When Amazon released their Books of the Year for 2023, I was intrigued by #3, The Art Thief, a non-fiction account of a couple who stole hundreds of items from museums in the late 1990s and early 2000s. Having read a few different fictional heist books over the last couple of years, this seemed like the sort of non-fiction that would be right up my alley.


The book follows the life of Stéphane Breitwieser, a young man who grows up in Alsace, France, an only child and a bit of a loner, someone who never quite fit in with his classmates or shared their primary interests. From an early age, he found a fascination with art, and his parents would often drop him for afternoons at local museums, after which he'd emerge happier and more content. His formative years were disrupted when his parents separated, and his father took all of the family's modest art collection with him to start a new life. Breitwieser harbored anger and frustration with his father over the split and his monopolization of the art collection, something that would fuel the early days of what would become his life's obsession.


Eventually, Breitwieser meets a young woman during his senior year of high school named Anne-Catherine Kleinklaus, and they immediately fall in love with each other, "totally and sincerely" (as Finkel recounts from interviews with those close to them). It was around this time when Breitwieser's father left, and living through that traumatic moment alongside Anne-Catherine cemented their relationship (and Breitwieser's love for her) even more fully.


In the book, Finkel summarizes the visceral hold that art has on Breitwieser:


"When Breitwieser sees a beautiful artwork, he says that a tremor builds in his fingers, followed by buzzy, tactile vibrations that spread over his skin. It's as if an electric circuit has been completed between him and the art, fine-tuning his senses and jolting his thoughts. The feeling culminates in what Breitwieser calls a coup de couer -- literally, a blow to the heart."


Breitwieser and Anne-Catherine began visiting local museums and art installations, and it was on one of these visits when Breitwieser was struck by one such coup de couer, brought on by a flintlock pistol from the early 18th century. There were "no other visitors around, no alarms, no cameras, no guards". Breitwieser explained to Anne-Catherine that the pistol was older and more valuable than anything his father had taken, and rationalized that taking the pistol would "be the ultimate 'fuck you' to (his) dad". Breitwieser didn't want to just look at it; he wanted it for himself. And as for Anne-Catherine? She had no particular attachment to the pistol, but she was in love with Stéphane and wanted to see him happy. "'Go ahead,' said Anne-Catherine. 'Take it.'"


And thus, on a spring day in 1994, the most prolific art thief the planet has seen was created.

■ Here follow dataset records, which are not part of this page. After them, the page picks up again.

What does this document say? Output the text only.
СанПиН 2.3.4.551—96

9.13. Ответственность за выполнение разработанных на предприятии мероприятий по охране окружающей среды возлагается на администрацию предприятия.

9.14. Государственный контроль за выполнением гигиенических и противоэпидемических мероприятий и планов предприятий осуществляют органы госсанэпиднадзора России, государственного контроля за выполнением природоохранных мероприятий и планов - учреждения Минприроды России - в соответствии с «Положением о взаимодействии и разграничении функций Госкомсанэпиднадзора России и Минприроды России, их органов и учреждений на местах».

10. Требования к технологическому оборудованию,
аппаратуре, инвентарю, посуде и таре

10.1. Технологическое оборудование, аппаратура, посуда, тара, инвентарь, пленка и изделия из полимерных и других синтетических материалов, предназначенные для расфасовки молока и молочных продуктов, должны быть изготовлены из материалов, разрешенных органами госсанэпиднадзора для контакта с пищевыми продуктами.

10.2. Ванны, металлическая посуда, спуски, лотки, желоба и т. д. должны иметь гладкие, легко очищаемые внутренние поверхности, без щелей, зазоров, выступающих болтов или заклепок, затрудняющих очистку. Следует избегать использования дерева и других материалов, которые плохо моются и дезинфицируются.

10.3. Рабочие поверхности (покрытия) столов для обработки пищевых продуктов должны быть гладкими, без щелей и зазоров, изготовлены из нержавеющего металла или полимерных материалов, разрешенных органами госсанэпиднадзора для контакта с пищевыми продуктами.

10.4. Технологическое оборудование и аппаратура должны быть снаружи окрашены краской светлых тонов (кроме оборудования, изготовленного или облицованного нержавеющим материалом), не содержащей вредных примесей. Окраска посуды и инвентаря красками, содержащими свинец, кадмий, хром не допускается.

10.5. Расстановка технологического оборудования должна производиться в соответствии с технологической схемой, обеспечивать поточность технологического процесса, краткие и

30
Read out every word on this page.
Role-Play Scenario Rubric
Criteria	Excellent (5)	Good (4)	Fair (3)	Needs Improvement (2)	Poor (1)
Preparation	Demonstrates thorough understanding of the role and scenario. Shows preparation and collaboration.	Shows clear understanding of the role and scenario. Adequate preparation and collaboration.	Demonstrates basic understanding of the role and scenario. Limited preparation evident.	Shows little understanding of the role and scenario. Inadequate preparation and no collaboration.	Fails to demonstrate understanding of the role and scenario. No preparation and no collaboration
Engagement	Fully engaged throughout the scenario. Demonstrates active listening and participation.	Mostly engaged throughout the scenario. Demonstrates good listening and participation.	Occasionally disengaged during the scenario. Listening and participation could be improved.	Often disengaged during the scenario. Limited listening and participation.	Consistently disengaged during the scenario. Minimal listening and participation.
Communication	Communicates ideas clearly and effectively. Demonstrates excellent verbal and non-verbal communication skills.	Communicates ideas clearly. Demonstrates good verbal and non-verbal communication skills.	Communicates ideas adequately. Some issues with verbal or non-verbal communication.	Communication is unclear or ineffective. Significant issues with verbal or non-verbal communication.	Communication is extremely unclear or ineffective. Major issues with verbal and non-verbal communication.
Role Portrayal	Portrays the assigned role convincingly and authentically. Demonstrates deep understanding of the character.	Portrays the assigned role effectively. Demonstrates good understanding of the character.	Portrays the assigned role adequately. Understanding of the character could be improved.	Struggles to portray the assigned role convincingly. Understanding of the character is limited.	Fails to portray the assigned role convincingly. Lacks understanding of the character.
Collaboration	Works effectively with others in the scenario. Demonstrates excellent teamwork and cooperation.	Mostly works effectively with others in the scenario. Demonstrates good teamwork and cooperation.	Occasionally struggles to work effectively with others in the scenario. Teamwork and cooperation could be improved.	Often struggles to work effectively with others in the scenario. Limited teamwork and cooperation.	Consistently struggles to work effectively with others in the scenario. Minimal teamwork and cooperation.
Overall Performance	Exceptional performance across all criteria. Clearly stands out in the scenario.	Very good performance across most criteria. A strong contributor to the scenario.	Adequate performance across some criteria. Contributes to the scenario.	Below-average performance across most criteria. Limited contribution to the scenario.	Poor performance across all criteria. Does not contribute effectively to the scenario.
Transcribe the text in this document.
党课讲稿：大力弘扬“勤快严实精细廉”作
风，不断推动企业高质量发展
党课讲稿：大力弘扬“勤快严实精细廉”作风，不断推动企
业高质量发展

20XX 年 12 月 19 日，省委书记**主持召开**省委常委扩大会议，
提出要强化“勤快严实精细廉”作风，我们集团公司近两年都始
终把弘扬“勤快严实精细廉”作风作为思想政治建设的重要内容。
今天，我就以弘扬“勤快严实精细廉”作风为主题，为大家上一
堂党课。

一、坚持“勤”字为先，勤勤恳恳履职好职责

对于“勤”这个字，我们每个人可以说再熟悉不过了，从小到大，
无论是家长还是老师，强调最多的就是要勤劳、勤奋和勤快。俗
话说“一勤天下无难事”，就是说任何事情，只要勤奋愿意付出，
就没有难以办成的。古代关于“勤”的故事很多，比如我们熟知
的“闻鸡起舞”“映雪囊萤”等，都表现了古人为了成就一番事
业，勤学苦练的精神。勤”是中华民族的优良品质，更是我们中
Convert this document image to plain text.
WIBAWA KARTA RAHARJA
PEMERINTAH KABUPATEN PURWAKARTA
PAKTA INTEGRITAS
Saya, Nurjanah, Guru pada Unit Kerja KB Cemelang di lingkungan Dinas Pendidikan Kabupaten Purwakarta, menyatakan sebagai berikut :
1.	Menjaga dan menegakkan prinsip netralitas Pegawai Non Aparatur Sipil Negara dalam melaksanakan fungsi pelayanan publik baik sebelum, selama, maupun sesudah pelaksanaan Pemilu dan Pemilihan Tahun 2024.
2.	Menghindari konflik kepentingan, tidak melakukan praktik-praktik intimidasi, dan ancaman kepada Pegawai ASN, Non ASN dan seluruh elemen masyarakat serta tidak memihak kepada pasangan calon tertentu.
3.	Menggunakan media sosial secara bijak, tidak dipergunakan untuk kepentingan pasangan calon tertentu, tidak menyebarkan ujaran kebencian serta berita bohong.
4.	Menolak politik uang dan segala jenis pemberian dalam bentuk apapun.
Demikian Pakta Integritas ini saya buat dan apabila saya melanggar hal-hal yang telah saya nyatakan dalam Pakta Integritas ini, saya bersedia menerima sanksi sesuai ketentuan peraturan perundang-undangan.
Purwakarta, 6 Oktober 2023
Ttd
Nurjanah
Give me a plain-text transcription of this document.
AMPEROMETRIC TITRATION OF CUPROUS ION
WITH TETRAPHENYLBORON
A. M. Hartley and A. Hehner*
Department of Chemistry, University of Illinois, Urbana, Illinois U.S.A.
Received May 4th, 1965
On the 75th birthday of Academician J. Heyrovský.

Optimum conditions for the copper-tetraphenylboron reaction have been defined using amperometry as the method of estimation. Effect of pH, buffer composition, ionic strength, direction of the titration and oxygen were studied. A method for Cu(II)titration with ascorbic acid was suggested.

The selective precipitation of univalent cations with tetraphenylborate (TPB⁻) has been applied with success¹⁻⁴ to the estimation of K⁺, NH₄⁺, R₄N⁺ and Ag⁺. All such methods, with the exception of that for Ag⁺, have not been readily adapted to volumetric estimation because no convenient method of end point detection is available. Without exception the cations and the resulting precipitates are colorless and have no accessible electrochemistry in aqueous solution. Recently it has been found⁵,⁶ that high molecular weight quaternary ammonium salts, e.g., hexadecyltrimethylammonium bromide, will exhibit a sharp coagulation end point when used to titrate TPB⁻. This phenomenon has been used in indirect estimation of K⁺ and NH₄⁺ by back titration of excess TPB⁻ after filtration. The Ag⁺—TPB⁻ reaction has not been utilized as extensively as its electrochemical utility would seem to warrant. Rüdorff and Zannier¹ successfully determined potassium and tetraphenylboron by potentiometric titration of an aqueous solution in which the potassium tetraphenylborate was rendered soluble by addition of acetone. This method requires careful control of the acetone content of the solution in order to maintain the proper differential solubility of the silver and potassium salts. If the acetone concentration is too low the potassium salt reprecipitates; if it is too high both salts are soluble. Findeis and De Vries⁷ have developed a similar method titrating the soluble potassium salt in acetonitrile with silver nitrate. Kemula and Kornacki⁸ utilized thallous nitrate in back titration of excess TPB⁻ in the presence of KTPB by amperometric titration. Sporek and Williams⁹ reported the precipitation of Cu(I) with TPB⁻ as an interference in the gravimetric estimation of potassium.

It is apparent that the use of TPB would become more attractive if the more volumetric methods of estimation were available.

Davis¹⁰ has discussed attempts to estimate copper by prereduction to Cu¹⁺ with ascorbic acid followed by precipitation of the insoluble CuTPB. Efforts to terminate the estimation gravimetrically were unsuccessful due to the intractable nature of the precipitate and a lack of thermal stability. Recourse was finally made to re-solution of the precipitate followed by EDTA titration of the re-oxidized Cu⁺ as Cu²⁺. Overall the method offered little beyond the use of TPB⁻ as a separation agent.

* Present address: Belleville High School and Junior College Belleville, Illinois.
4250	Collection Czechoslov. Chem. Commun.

Finkel spoke to dozens of people close to Breitwieser, as well as the man himself, in order to construct the events of his life and his hundreds of thefts, while also including multiple viewpoints. Breitwieser also has a tremendous memory, and so the intimate details of different heists are captured beyond what any publication had previously been able to determine. Like with any recurring crime spree, there is also the growing inevitability of how this must end, with a growing assumption that the authorities will finally catch up to the exploits of Stéphane and Anne-Catherine.


This is a well-researched piece of work, but it's also novelistic in its presentation and pace of the story. You suspect you know how things will end, but you don't know for sure, and that tension builds throughout. It's a tidy 234 pages (and the last 40 are images of several of the stolen pieces of art as well as notes and acknowledgments), and so that combination of length and style makes for an exceptionally quick read. I'd never heard of Stéphane Breitwieser, and Finkel creates a multi-faceted depiction of a confounding person, one who broke the law hundreds of times, but also comes off at times as a sympathetic character who steals not for profit for the pure love, the coup de couer, that the art brings him. I keep vacillating between making this a 4-star or 5-star book, but after recounting it here, it's made me appreciate it a little more, and I'm going to nudge it up to a "low 5". It's worth a read.